Comment faire alors qu’une brigade classique assure toutes les missions (police de la route, police judiciaire, police administrative…), ainsi que toutes les charges administratives liées au fonctionnement? « L’idée serait de retirer toutes ces missions, ou une grande partie, à certaines brigades pour leur donner du temps, explique le général Richard Lizurey. Tout ce qui consomme du temps à la caserne a vocation soit à ne plus être fait soit à être fait par quelqu’un d’autre, une unité spécialisée comme une unité de recherche pour la PJ, une unité motorisée pour la sécurité routière… »
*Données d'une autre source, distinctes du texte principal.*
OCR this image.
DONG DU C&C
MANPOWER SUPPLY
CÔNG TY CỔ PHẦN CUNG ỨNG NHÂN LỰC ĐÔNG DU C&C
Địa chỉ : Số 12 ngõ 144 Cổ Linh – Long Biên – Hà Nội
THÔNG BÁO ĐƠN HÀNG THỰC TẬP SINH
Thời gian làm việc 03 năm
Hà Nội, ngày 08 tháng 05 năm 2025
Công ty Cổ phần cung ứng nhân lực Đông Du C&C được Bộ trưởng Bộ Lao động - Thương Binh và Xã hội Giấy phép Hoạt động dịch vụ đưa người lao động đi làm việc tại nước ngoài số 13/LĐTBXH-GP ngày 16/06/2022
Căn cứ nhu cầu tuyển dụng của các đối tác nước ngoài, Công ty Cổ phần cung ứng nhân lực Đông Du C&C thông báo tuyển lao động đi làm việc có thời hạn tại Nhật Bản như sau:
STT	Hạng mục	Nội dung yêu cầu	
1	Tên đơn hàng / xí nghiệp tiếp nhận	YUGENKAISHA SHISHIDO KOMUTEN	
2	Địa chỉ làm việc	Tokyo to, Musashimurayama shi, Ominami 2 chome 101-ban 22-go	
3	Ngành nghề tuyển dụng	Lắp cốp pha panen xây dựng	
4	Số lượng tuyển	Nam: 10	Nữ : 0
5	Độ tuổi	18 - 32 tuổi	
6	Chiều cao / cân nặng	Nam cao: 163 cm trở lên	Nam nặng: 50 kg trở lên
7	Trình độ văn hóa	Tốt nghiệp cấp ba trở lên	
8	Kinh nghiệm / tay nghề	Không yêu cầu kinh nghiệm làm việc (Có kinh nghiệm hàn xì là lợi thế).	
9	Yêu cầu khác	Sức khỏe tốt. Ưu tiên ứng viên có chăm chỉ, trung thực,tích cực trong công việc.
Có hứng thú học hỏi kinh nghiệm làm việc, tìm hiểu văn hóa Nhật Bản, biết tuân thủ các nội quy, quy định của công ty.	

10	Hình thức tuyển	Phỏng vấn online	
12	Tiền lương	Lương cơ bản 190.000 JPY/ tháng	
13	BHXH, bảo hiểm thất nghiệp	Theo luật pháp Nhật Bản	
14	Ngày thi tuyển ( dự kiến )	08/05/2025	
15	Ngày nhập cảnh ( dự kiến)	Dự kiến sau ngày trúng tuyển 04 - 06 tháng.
L’objectif est que les gendarmes de ces unités n’aient d’autre mission que le contact avec la population et les élus, sans travail de nuit qui implique des récupérations ni déplacements au chef-lieu de communauté qui prennent du temps. « Nous expérimenterons le concept ici et là pour voir si c’est, tout d’abord, réalisable et, ensuite, efficace », fait-il valoir.

Et la gendarmerie mobile?

L’instruction provisoire sur le temps de travail s’applique également à la gendarmerie mobile. La directive européenne précise que, lorsque les personnels ne sont pas employés mais en alerte au cantonnement pendant onze heures, le contrat est rempli. Paradoxalement, donc, la gendarmerie mobile respecte davantage la directive – à 95 % – que ne le fait la gendarmerie départementale. Les 5 % restants sont liés à des contextes particuliers de violences ou d’activité importante : les récupérations sont alors cumulées et données à la fin.

Il existe un cas particulier pour les déplacements en outre-mer puisque le texte considère que dans l’avion les personnels ne sont pas en repos physiologique mais en temps de travail ; aussi, quand ils se rendent en Nouvelle-Calédonie, par exemple, ils ont droit à une journée de repos à leur arrivée, de même qu’à leur retour.